Many schools have ‘zero-tolerance’ weapons rules, but a Chicago school went a little too far last month when they interrogated, scrutinized and suspended an 11-year-old boy for a plastic, non-firing, toy gun.
Even worse, the 6th grader, Caden Cook, voluntarily turned in the gun to school security after realizing he had mistakenly taken it to school.
The Rutherford Institute, a nonprofit civil liberties group, has taken up the boy’s case on behalf of his mother, Edith Fraustro.
“According to Caden’s mother, Ms. Fraustro, Caden was waiting in line to be patted down on Friday, January 31st, when he realized that he had mistakenly left in his sweater pocket a toy plastic gun which he had played with the previous night…” a letter from Rutherford Institute President John Whitehead to the Director of Chicago Public Schools reads. “Caden alerted the security personnel to his predicament.”
After turning in the toy, Cook was allegedly subjected to an interrogation with intimidation tactics, threats and accusations of lying by Vice Principal Timothy Daly — all before his mother was even notified of the incident. After being interrogated, Cook was suspended for one day and required to participate in counseling and psychiatric evaluation before returning to school. The suspension will remain part of Cook’s permanent record.

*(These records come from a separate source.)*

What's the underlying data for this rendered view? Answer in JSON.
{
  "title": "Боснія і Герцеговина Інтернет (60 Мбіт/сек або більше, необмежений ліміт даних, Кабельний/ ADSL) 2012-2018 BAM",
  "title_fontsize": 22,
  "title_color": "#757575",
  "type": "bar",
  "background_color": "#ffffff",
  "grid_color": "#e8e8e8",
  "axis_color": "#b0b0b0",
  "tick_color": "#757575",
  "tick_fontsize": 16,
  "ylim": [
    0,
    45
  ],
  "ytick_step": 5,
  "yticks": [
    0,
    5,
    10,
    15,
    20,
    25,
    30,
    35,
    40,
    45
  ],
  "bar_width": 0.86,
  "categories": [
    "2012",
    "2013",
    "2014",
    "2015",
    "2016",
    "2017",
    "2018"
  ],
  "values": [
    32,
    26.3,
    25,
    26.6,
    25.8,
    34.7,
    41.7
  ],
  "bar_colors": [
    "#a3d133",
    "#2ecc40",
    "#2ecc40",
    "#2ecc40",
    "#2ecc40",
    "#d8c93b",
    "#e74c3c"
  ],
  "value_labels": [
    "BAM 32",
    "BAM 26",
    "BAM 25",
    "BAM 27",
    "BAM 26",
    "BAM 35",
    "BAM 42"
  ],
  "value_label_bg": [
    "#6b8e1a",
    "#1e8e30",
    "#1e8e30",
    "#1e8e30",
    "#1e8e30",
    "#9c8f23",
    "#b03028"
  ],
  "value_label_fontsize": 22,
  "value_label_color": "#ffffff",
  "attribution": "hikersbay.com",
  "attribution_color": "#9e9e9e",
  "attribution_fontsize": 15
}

According to Whitehead, “the entire incident has been greatly distressing for Caden and his family, resulting in nightmares for the 11-year-old and a complete loss in trust in the school system to act judiciously In loco parentis such that Ms. Fraustro removed both of her children from the District in order to homeschool them.”
Sadly, Cook’s situation is becoming far too common. At the end of last year, an 8-year-old boy in Florida was suspended for pointing his fingers like a gun and a 12-year-old in Rhode Island was suspended for having a mini gun key chain the size of a quarter. Earlier last year, a West Virginia eighth grader was arrested for wearing an NRA t-shirt to school.
The zero tolerance policy has gone so off-track that some legislators have decided to act. After a Maryland second grader was suspended for eating his Pop-Tart into a shape that his teacher thought looked like a gun, Florida lawmakers decided to form a policy that would protect students from getting into serious trouble for harmless objects. The ‘Pop-Tart’ school-gun bill cleared its first hurdle just last.